I tend to print the function

For starters you are going to output an object of the type std::string and not a function. The function is used to set a value to an object of the type std::string.

Let's consider your code step by step.

You are using class std::string but have not included the corresponding header where the class is defined. It is implementation defined whether the header <iostream> (that you are using)

#include <iostream>

internally includes the header <string> .

So you need to include the both headers

#include <iostream>
#include <string>

Further, you have declared the function function

void function(std::string people);

and this function (not its returned object) is outputed in main

std::cout << function;

In this case the function designator is implicitly converted to pointer to the function and this pointer is used in the above statement as an right-side expression. Due to the operator overloading resolution the compiler selects the following overloaded function

basic_ostream& operator<<(bool n);

where the function pointer is implicitly converted to the type bool and as the function pointer is not a null pointer because the function is defined then the above statement outputs the value 1 that corresponds to the boolean literal true.

You have defined the function the following way

void function(std::string people){
    people = "John";
}

It has one parameter that accepts an argument by value It means that the function deals with a copy of the value of the argument. And within its body the function changes the parameter that stores the copy of the argument. The function parameter is its local variable that will not be alive after exiting the function. The function does not uses the value of the passed argument because it at once changes the value of its parameter ignoring the passed argument. So the function as is does not make sense.
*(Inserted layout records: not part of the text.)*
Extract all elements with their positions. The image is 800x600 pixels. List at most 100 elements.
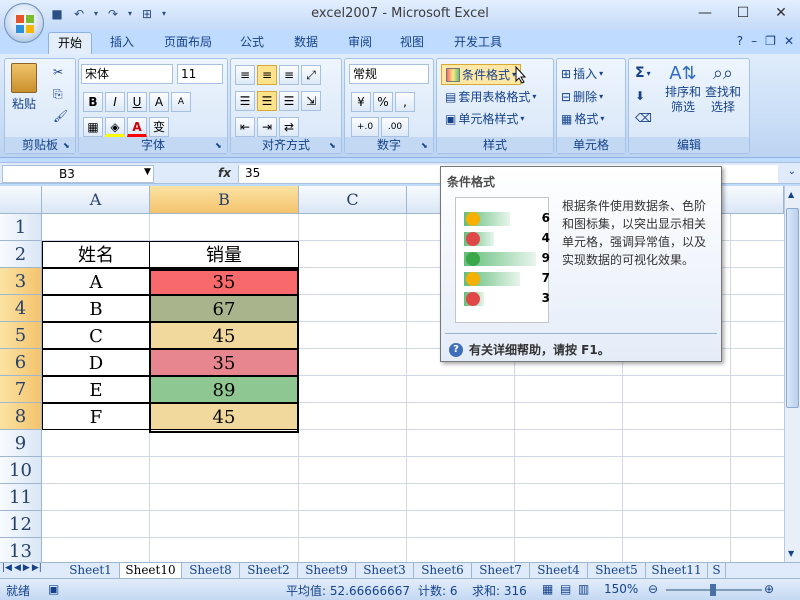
grid-cell[interactable]: [407, 457, 515, 484]
row-header[interactable]: 4: [0, 295, 42, 322]
merge-center-icon[interactable]: ⇄: [279, 117, 299, 137]
ribbon-minimize-icon[interactable]: –: [751, 34, 757, 48]
sheet-tab[interactable]: Sheet1: [62, 563, 120, 579]
sales-cell[interactable]: 35: [149, 349, 299, 376]
grid-cell[interactable]: [407, 511, 515, 538]
autosum-button[interactable]: Σ ▾: [635, 65, 651, 81]
grid-cell[interactable]: [731, 349, 784, 376]
name-cell[interactable]: B: [42, 295, 150, 322]
grid-cell[interactable]: [515, 376, 623, 403]
grid-cell[interactable]: [150, 430, 299, 457]
row-header[interactable]: 7: [0, 376, 42, 403]
row-header[interactable]: 12: [0, 511, 42, 538]
row-header[interactable]: 13: [0, 538, 42, 562]
grid-cell[interactable]: [42, 214, 150, 241]
last-sheet-icon[interactable]: ▶|: [32, 563, 42, 573]
decrease-indent-icon[interactable]: ⇤: [235, 117, 255, 137]
header-sales-cell[interactable]: 销量: [149, 241, 299, 268]
grid-cell[interactable]: [407, 430, 515, 457]
grid-cell[interactable]: [299, 430, 407, 457]
align-bottom-icon[interactable]: ≡: [279, 65, 299, 85]
grid-cell[interactable]: [42, 484, 150, 511]
name-cell[interactable]: F: [42, 403, 150, 430]
scroll-up-icon[interactable]: ▲: [788, 190, 794, 199]
grid-cell[interactable]: [407, 403, 515, 430]
grid-cell[interactable]: [515, 430, 623, 457]
grid-cell[interactable]: [731, 511, 784, 538]
comma-button[interactable]: ,: [395, 92, 415, 112]
maximize-icon[interactable]: ☐: [724, 0, 762, 26]
cut-icon[interactable]: ✂: [53, 65, 63, 79]
grid-cell[interactable]: [299, 268, 407, 295]
page-break-view-icon[interactable]: ▥: [578, 582, 589, 596]
sheet-tab[interactable]: Sheet4: [530, 563, 588, 579]
clear-icon[interactable]: ⌫: [635, 111, 652, 125]
sheet-tab[interactable]: Sheet6: [414, 563, 472, 579]
sales-cell[interactable]: 45: [149, 322, 299, 349]
name-cell[interactable]: E: [42, 376, 150, 403]
number-launcher-icon[interactable]: ⬊: [421, 141, 431, 151]
name-cell[interactable]: A: [42, 268, 150, 295]
format-as-table-button[interactable]: ▤ 套用表格格式 ▾: [445, 88, 536, 105]
scroll-down-icon[interactable]: ▼: [788, 549, 794, 558]
insert-cells-button[interactable]: ⊞ 插入 ▾: [561, 65, 603, 82]
sheet-tab[interactable]: Sheet10: [120, 563, 182, 579]
grid-cell[interactable]: [515, 511, 623, 538]
sales-cell[interactable]: 67: [149, 295, 299, 322]
grid-cell[interactable]: [731, 295, 784, 322]
orientation-icon[interactable]: ⤢: [301, 65, 321, 85]
grid-cell[interactable]: [623, 484, 731, 511]
zoom-out-icon[interactable]: ⊖: [648, 582, 658, 596]
conditional-format-button[interactable]: 条件格式 ▾: [441, 64, 522, 85]
grid-cell[interactable]: [299, 376, 407, 403]
select-all-corner[interactable]: [0, 186, 42, 214]
decrease-decimal-button[interactable]: .00: [381, 117, 409, 137]
grid-cell[interactable]: [407, 484, 515, 511]
row-header[interactable]: 2: [0, 241, 42, 268]
grid-cell[interactable]: [623, 403, 731, 430]
ribbon-restore-icon[interactable]: ❐: [765, 34, 776, 48]
office-button[interactable]: [4, 3, 44, 43]
format-painter-icon[interactable]: 🖌: [53, 109, 68, 123]
zoom-level[interactable]: 150%: [604, 582, 638, 596]
copy-icon[interactable]: ⎘: [53, 87, 63, 102]
number-format-select[interactable]: 常规: [349, 64, 429, 84]
help-icon[interactable]: ?: [737, 34, 743, 48]
minimize-icon[interactable]: —: [686, 0, 724, 26]
tab-review[interactable]: 审阅: [338, 32, 382, 54]
grid-cell[interactable]: [299, 538, 407, 562]
cell-styles-button[interactable]: ▣ 单元格样式 ▾: [445, 110, 524, 127]
sheet-tab[interactable]: Sheet2: [240, 563, 298, 579]
header-name-cell[interactable]: 姓名: [42, 241, 150, 268]
grid-cell[interactable]: [515, 403, 623, 430]
phonetic-button[interactable]: 变: [149, 117, 169, 137]
expand-formula-icon[interactable]: ⌄: [788, 166, 796, 177]
grid-cell[interactable]: [407, 376, 515, 403]
grid-cell[interactable]: [150, 538, 299, 562]
row-header[interactable]: 1: [0, 214, 42, 241]
sales-cell[interactable]: 35: [149, 268, 299, 295]
normal-view-icon[interactable]: ▦: [542, 582, 553, 596]
font-size-select[interactable]: 11: [177, 64, 223, 84]
tab-view[interactable]: 视图: [390, 32, 434, 54]
delete-cells-button[interactable]: ⊟ 删除 ▾: [561, 88, 603, 105]
tab-developer[interactable]: 开发工具: [446, 32, 510, 54]
grid-cell[interactable]: [299, 484, 407, 511]
grid-cell[interactable]: [731, 241, 784, 268]
zoom-slider-thumb[interactable]: [710, 584, 716, 596]
tab-home[interactable]: 开始: [48, 32, 92, 54]
row-header[interactable]: 8: [0, 403, 42, 430]
fill-color-icon[interactable]: ◈: [105, 117, 125, 137]
row-header[interactable]: 10: [0, 457, 42, 484]
grid-cell[interactable]: [731, 376, 784, 403]
percent-button[interactable]: %: [373, 92, 393, 112]
row-header[interactable]: 3: [0, 268, 42, 295]
row-header[interactable]: 6: [0, 349, 42, 376]
page-layout-view-icon[interactable]: ▤: [560, 582, 571, 596]
grid-cell[interactable]: [407, 538, 515, 562]
grid-cell[interactable]: [515, 484, 623, 511]
column-header-c[interactable]: C: [299, 186, 407, 214]
fill-icon[interactable]: ⬇: [635, 89, 645, 103]
grid-cell[interactable]: [623, 376, 731, 403]
grid-cell[interactable]: [731, 403, 784, 430]
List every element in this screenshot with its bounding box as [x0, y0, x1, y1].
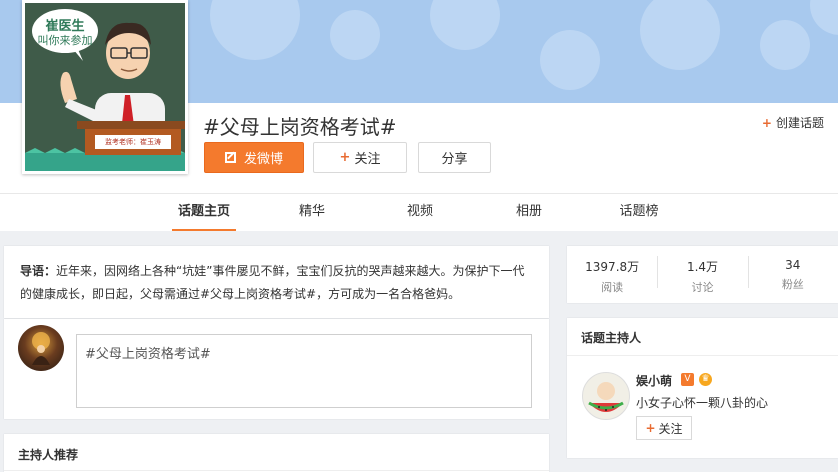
host-recommend-title: 主持人推荐: [18, 448, 79, 462]
host-avatar[interactable]: [582, 372, 630, 420]
plus-icon: +: [645, 421, 656, 435]
topic-stats: 1397.8万 阅读 1.4万 讨论 34 粉丝: [567, 246, 838, 303]
follow-host-button[interactable]: + 关注: [636, 416, 692, 440]
crown-icon: ♛: [699, 373, 712, 386]
section-divider: [567, 355, 838, 356]
host-section-title: 话题主持人: [581, 331, 642, 345]
post-weibo-label: 发微博: [243, 152, 283, 167]
post-weibo-button[interactable]: 发微博: [204, 142, 304, 173]
tab-label: 视频: [406, 204, 433, 219]
user-avatar-icon: [32, 332, 50, 365]
tab-videos[interactable]: 视频: [396, 194, 444, 231]
composer-text: #父母上岗资格考试#: [85, 347, 211, 362]
stat-label: 讨论: [691, 281, 714, 294]
stat-fans: 34 粉丝: [747, 246, 838, 303]
follow-topic-button[interactable]: + 关注: [313, 142, 407, 173]
follow-host-label: 关注: [658, 421, 683, 436]
topic-title: #父母上岗资格考试#: [203, 115, 397, 139]
stat-reads: 1397.8万 阅读: [567, 246, 657, 303]
stat-label: 阅读: [601, 281, 624, 294]
follow-label: 关注: [354, 152, 381, 167]
host-recommend-card: 主持人推荐: [4, 434, 549, 472]
tab-topic-ranking[interactable]: 话题榜: [613, 194, 665, 231]
plus-icon: +: [339, 150, 351, 165]
speech-bubble-line2: 叫你来参加: [37, 34, 93, 47]
tab-label: 话题榜: [619, 204, 659, 219]
plus-icon: +: [761, 116, 772, 130]
topic-stats-card: 1397.8万 阅读 1.4万 讨论 34 粉丝: [567, 246, 838, 303]
stat-value: 1.4万: [686, 260, 719, 274]
tab-label: 话题主页: [177, 204, 230, 219]
host-bio: 小女子心怀一颗八卦的心: [636, 396, 769, 410]
topic-cover-image: 崔医生 叫你来参加 监考老师：崔玉涛: [22, 0, 188, 174]
verified-v-icon: V: [681, 373, 694, 386]
stat-discussions: 1.4万 讨论: [657, 246, 747, 303]
tab-album[interactable]: 相册: [505, 194, 553, 231]
podium-label: 监考老师：崔玉涛: [105, 138, 161, 146]
share-label: 分享: [441, 152, 468, 167]
host-name[interactable]: 娱小萌: [636, 372, 672, 389]
create-topic-link[interactable]: + 创建话题: [762, 114, 824, 131]
topic-intro-card: 导语：近年来，因网络上各种“坑娃”事件屡见不鲜，宝宝们反抗的哭声越来越大。为保护…: [4, 246, 549, 318]
intro-lead: 导语：: [20, 264, 57, 278]
share-button[interactable]: 分享: [418, 142, 491, 173]
stat-value: 34: [785, 258, 801, 272]
edit-icon: [224, 151, 236, 163]
tab-label: 精华: [298, 204, 325, 219]
user-avatar[interactable]: [18, 325, 64, 371]
intro-text: 近年来，因网络上各种“坑娃”事件屡见不鲜，宝宝们反抗的哭声越来越大。为保护下一代…: [20, 264, 525, 301]
topic-intro: 导语：近年来，因网络上各种“坑娃”事件屡见不鲜，宝宝们反抗的哭声越来越大。为保护…: [20, 260, 535, 306]
doctor-illustration: 崔医生 叫你来参加 监考老师：崔玉涛: [25, 3, 185, 171]
tab-label: 相册: [515, 204, 542, 219]
tab-highlights[interactable]: 精华: [288, 194, 336, 231]
create-topic-label: 创建话题: [775, 116, 824, 130]
topic-tabs: 话题主页 精华 视频 相册 话题榜: [0, 194, 838, 231]
host-avatar-icon: [588, 382, 624, 412]
tab-topic-home[interactable]: 话题主页: [172, 194, 236, 231]
section-divider: [4, 470, 549, 471]
stat-value: 1397.8万: [585, 260, 640, 274]
post-composer-input[interactable]: #父母上岗资格考试#: [76, 334, 532, 408]
stat-label: 粉丝: [781, 278, 804, 291]
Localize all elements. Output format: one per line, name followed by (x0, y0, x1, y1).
You can for example either pass to the function an object of the type std::string declared in main by reference and change the object within the function or you can just return from the function an object of the type std::string.

Here is a demonstration program.

#include <iostream>
#include <string>

void f1( std::string &people );
std::string f2();

int main() 
{
    std::string people;
    
    f1( people );
    
    std::cout << people << '\n';
    
    std::cout <<f2() << '\n';
    
    return 0;
}

void f1( std::string &people )
{
    people = "John";
}

std::string f2()
{
    return "John";
}

The program output is

John
John

The function f1 accepts the variable people declared in main by reference. So within the function the original (not its copy) variable people is assigned a value (string literal "Join"). The function f2 builds a new object of the type std::string that at once is outputed in main.

Comments

0

The issue is that in your code, you're trying to print the function pointer, not the result of the function call. In C++, when you write std::cout<< function; you are printing the memory address of the function itself, which is why it outputs 1.

To print "John", you need to call the function and then print the result.

The corrected version of your code:

#include <iostream>

// Declare the function that modifies the string
void function(std::string &people);

int main() {
    std::string name = "";  // Declare a string variable to hold the name
    function(name);  // Call the function to modify the string
    std::cout << name;  // Print the modified string
    return 0;
}

// Define the function that sets the value of the string to "John"
void function(std::string &people) {
    people = "John";
}

Check out one of these websites to discover the basics of functions in C++:

1 Comment

W3Schools is terrible. GeeksforGeeks is terrible. LearnCpp is okay. A good C++ book is also okay.